# Udacity Data Wrangling Project
###### Suraag Gupta

#### Map Area: Columbus, OH USA
The OSM dataset I chose was for Columbus, OH simply because it is where I live.
## Processing the Dataset
I started off with importing the libraries I knew I would be needing and the OSM file.

In [1]:
import xml.etree.ElementTree as ET
from collections import defaultdict
from pymongo import MongoClient
import pprint, re, json, codecs
from OSMAudit import *
from OSMProcess import *
from OSMShape import *

OSM_FILE="ColumbusOH.osm"

### Step 1: Preliminary Information
Then I began running all the functions that I had worked on in the CaseStudy lessons.
I used the count_tags, key_type, process_users, & get_address_types functions to get a sense of the data I was looking at and what I would need to do moving forward.

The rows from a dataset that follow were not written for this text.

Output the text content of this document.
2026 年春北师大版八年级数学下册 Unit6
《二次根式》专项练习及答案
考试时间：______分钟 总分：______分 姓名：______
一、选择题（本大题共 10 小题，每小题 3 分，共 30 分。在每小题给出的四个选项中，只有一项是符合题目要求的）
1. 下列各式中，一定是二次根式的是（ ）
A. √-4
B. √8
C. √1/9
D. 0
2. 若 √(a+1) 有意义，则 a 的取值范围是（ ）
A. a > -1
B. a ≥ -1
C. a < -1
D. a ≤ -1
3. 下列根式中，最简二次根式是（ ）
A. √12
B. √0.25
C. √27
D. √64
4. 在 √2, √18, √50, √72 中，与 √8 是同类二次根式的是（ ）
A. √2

Thankfully, there were no problems in running this information, so I managed to move on fairly quickly.

### Step 2: Auditing
Looking at the different addr types from the output of the previous function, I decided that I should go through the city, country, county, postcode, & state keys alongside the street to ensure that all the values were uniform and as expected.

In [2]:
with open(OSM_FILE, 'r') as columbus:
    audit_street_names(columbus)

{'101': set(['E Dublin Granville Rd #101']),
 '105': set(['Mill St Suite 105']),
 '250': set(['Chambers Rd #250']),
 '2D': set(['Copeland Mill Rd #2D']),
 '320': set(['W Old Wilson Bridge Rd #320']),
 '762': set(['State Route 762']),
 '8877': set(['8877']),
 '8897': set(['8897']),
 '8906': set(['8906']),
 'Ave': set(['N Cassady Ave']),
 'Blvd': set(['Channingway Blvd']),
 'Broadway': set(['Broadway']),
 'Center': set(['Easton Town Center', 'Mc Naughten Center', 'Tremont Center']),
 'Circle': set(['Ellington Circle', 'Gateway Circle', 'Parkcenter Circle']),
 'Crossing': set(['Morse Crossing']),
 'Dr': set(['Auto Mall Dr',
            'Green Meadows Dr',
            'Humphries Dr',
            'Rentra Dr',
            'Wake Dr',
            'Westpoint Plaza Dr',
            'Westpointe Plaza Dr']),
 'Dr.': set(['Centerpoint Dr.', 'Christopher John Dr.', 'Mark Andrew Dr.']),
 'East': set(['Byers Circle East',
              'Easton Loop East',
              'New Albany Road East',
        

After running my audits, I created the appropriate mapping dicts for each of the addr types.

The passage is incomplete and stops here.